Sumpah Pemuda lahir pada tanggal 28 Oktober 1928 saat Kongres Pemuda Indonesia II diselenggarakan. Lahirnya sumpah pemuda tidak luput dari peran pers saat itu.
Dilansir dari situs resmi museum Sumpah Pemuda kemdikbud RI, sebagian besar peserta Kongres Pemuda II yang melahirkan Sumpah Pemuda merupakan seorang jurnalis atau wartawan.
Saat itu, peran jurnalis adalah melawan pemerintah Kolonial Belanda. Pers merupakan salah satu senjata tajam yang bisa melibas penjajah.
Tidak hanya kekuatan fisik, melalui tulisan masyarakat Indonesia mendapat suntikan semangat nasionalisme sehingga mampu melawan penjajah.
Peran penting pers dalam Sumpah Pemuda dapat ditinjau saat awal abad ke-20. Pers mulai aktif pada masa itu.
Salah satu puncak pers pada masa itu adalah terselenggaranya Kongres Pemuda II yang menegaskan cita-cita agar terbentuknya negara Indonesia yang merdeka.
Tokoh-tokoh pers dalam Kongres Pemuda II turut serta membidani lahirnya Sumpah Pemuda antara lain WR Supratman, Adinegoro, dan Sumanang.
Tokoh-tokoh tersebut sangat berpengaruh hingga kini masih menginspirasi insan pers.
Dengan lahirnya Sumpah Pemuda, pers lebih menegaskan posisinya sebagai alat perjuangan pergerakan.
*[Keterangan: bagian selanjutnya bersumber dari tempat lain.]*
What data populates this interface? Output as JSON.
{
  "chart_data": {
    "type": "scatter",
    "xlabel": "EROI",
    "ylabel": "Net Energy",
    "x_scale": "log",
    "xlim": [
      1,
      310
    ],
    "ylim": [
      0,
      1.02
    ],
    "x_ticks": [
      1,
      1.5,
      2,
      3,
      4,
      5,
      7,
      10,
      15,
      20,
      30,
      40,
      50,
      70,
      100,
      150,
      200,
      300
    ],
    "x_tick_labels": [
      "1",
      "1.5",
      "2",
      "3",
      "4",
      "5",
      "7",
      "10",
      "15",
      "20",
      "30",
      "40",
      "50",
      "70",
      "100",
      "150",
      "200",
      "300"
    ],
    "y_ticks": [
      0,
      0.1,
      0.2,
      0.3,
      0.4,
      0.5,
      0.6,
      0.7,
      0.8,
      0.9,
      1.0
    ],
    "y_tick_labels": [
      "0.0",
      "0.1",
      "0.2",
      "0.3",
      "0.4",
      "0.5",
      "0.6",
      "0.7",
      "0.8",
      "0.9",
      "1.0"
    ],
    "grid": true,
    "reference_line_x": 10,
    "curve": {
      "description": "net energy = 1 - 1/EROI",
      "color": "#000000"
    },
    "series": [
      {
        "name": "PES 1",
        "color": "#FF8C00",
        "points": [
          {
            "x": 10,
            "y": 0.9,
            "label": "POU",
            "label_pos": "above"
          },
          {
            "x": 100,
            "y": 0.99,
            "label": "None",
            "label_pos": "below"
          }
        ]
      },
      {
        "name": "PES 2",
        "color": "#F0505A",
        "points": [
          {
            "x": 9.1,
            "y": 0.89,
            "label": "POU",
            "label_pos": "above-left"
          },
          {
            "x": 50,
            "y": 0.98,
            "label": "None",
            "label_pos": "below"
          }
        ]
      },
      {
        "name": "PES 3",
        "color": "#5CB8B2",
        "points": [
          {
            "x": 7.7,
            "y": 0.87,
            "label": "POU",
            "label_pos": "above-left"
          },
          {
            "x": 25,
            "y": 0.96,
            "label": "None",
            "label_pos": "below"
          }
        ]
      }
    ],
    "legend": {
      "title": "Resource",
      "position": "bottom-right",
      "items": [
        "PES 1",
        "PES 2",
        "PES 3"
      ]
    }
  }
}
Hal itu juga menjadi penekanan terhadap salah satu bunyi Sumpah Pemuda mengenai bahasa Persatuan yakni Bahasa Indonesia.
Para tokoh pers bersama-sama menggerakan masyarakat untuk menyatukan semangat persatuan Indonesia dalam melawan penjajah.
Serta menyadarkan masyarakat bahwa mereka memiliki tujuan yang sama dalam memperjuangkan dan memerdekakan bangsa Indonesia.
Para tokoh pers inilah yang telah berjasa mempengaruhi bangsa Indonesia hingga di era digital saat ini.
Tahun lalu, Museum Sumpah Pemuda dan Direktorat Jenderal Kebudayaan, Kementerian Pendidikan, Kebudayaan, Riset dan Teknologi, sempat menggelar Pameran Tokoh Pers di Balik Sumpah Pemuda dengan tema “Lawan!” di M Bloc Space, Jakarta Selatan.
Dalam pameran ini disuguhkan refleksi dari perjuangan tokoh pers Sumpah Pemuda ketika menghadapi Pemerintah Kolonial Belanda.